Learning Confidence Bounds for Classification with Imbalanced Data
Matt Clifford, Jonathan Erskine, Alexander Hepburn, Raúl Santos-Rodríguez, Dario Garcia-Garcia
TL;DR
This work tackles class imbalance by embedding class-specific confidence bounds into the bias term of a pre-trained binary classifier, grounded in concentration-inequality theory. It derives principled bounds and optimizes class-wise confidence levels to ensure non-overlapping class supports in a projected feature space, with a bias term adjusted at their intersection; slack variables are introduced to handle non-separable data. Empirical results on synthetic and real imbalanced datasets show the method often yields superior minority-class performance (G-Mean and F1) while maintaining broad applicability across classifiers, compared with SMOTE, thresholding, Bayes risk, and weighted approaches. The approach offers a theoretically principled, post-training adjustment that can be implemented with existing models and open-source tooling, with noted limitations when the learned representation poorly separates classes.
Abstract
Class imbalance poses a significant challenge in classification tasks, where traditional approaches often lead to biased models and unreliable predictions.
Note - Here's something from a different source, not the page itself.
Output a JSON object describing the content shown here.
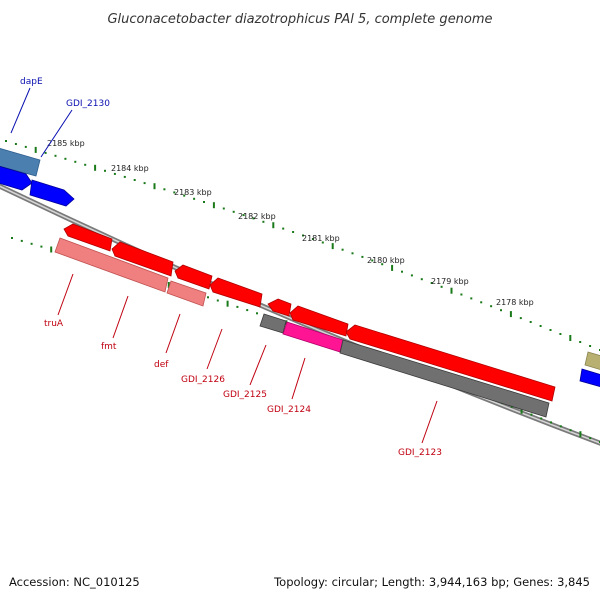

Undersampling and oversampling techniques have been commonly employed to address this issue, yet they suffer from inherent limitations stemming from their simplistic approach such as loss of information and additional biases respectively. In this paper, we propose a novel framework that leverages learning theory and concentration inequalities to overcome the shortcomings of traditional solutions. We focus on understanding the uncertainty in a class-dependent manner, as captured by confidence bounds that we directly embed into the learning process. By incorporating class-dependent estimates, our method can effectively adapt to the varying degrees of imbalance across different classes, resulting in more robust and reliable classification outcomes. We empirically show how our framework provides a promising direction for handling imbalanced data in classification tasks, offering practitioners a valuable tool for building more accurate and trustworthy models.